Barick was playing cards at a corner table in the Tavern the night that the handsome young stranger walked through the door, the dirt and weariness of the road looking completely out of place upon his face. Barick’s leg had been itching badly all night since the dwarf and the tattooed heretic and the dark-haired girl all happened to be drinking in the Dragon Head as well, and the explosion of sensation in his leg when this figure approached the bar almost knocked Barick to the floor with its intensity. The tingling sensation also brought with it a flash of white-hot heat that did not stop at his leg, instead spreading quickly throughout his body. Though he was seven pints into his usual dinner of ten, the light that flowed within him easily burned away the numbing cobwebs that the drink had lovingly placed within his head, leaving him clearheaded and cleareyed for the first time in years.

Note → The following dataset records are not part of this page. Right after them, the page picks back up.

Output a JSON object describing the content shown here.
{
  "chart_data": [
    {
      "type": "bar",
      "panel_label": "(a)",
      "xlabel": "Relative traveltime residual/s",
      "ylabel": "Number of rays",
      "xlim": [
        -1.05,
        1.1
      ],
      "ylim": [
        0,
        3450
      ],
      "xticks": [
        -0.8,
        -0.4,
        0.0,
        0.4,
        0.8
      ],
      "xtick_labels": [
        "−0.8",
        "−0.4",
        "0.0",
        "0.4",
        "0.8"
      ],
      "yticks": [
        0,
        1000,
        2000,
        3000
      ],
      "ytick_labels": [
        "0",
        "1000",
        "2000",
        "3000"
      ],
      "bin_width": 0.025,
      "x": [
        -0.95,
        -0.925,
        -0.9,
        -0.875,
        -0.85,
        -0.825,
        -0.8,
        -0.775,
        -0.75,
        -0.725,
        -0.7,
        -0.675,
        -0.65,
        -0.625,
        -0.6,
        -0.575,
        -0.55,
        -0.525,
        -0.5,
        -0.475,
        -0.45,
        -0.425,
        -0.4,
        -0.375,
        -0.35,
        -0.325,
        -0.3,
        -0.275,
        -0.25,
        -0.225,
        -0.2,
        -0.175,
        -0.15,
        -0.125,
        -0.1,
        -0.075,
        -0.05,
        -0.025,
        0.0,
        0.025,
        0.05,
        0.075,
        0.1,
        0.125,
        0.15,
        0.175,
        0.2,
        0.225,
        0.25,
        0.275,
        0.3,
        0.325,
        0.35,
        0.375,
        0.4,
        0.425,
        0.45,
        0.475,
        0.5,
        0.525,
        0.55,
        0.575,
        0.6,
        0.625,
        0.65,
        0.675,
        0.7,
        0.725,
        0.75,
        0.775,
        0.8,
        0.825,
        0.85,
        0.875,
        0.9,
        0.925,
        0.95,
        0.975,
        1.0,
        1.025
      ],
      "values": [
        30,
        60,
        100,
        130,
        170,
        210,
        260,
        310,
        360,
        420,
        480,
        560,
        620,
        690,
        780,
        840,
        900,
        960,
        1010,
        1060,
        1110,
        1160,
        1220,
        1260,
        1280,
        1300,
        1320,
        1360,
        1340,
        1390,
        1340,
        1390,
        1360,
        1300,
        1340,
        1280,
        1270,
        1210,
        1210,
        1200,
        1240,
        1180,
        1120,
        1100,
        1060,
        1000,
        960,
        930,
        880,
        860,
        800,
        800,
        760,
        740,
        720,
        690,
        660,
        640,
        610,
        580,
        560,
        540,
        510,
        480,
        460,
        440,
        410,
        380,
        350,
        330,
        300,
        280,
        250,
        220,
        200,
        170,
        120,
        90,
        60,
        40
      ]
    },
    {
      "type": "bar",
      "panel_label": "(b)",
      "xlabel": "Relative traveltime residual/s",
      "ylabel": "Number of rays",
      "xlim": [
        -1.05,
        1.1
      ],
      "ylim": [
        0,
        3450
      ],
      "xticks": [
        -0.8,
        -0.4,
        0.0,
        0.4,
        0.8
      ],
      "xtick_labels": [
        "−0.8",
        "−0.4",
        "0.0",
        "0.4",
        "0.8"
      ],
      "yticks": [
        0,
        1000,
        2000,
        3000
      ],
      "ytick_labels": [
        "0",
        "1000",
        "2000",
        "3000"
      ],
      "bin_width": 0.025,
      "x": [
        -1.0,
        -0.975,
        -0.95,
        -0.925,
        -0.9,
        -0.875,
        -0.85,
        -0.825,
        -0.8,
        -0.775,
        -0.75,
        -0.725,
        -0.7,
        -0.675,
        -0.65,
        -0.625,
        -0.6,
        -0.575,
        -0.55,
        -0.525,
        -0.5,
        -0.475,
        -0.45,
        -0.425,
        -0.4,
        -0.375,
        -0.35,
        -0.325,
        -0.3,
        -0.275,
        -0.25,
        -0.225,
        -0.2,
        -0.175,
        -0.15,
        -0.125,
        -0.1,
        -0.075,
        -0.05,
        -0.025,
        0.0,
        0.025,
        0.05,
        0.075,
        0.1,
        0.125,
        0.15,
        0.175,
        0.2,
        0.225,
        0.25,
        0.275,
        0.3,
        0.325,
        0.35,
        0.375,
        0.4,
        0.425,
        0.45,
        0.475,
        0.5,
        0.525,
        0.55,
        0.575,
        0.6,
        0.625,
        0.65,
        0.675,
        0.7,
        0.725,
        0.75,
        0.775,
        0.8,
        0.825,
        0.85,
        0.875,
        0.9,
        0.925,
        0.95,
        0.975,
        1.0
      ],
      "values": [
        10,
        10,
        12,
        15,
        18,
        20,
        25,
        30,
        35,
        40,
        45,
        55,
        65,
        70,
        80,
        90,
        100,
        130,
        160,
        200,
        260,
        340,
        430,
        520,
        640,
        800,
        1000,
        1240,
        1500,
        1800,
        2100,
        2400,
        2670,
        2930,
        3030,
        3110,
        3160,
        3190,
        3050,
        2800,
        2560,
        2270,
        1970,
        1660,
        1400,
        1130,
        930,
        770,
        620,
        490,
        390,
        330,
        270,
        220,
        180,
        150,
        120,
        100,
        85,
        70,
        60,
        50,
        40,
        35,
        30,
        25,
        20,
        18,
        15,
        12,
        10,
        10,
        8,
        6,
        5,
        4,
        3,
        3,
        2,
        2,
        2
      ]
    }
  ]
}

In that moment, he saw the Serpent With a Hundred Eyes in all of His glory in front of him, each eye staring directly at him, His silver scales shining with a light from within. As the serpent stared at him and the same prophetic vision he had received all those years ago flooded back to him in a wave, and Barick felt a sense of shame wash over him as well as tears began to well up in his eyes. “I’m sorry I doubted you,” he blubbered at the image in front of him. “I should have known you were telling the truth.”

The serpent slowly faded from view leaving a scruffy bearded man holding seven wrinkled cards in front of his confused face sitting across from him. The man looked down at the meagre pile of ceramic chips on the table between the two of them and back at Barick. “Well, look, I wudn’t bluffing if dat’s wut yer on about, but you ain’ about to lose that much coin,” he said, showing the 3 dragons and 4 staves that adorned the cards in his hand. “It ain’ worth cryin’ bout…”

But Barrick didn't hear the man, he simply pushed the half full mug of ale aside, suddenly ashamed of its presence, and continued apologizing in a soft whimper.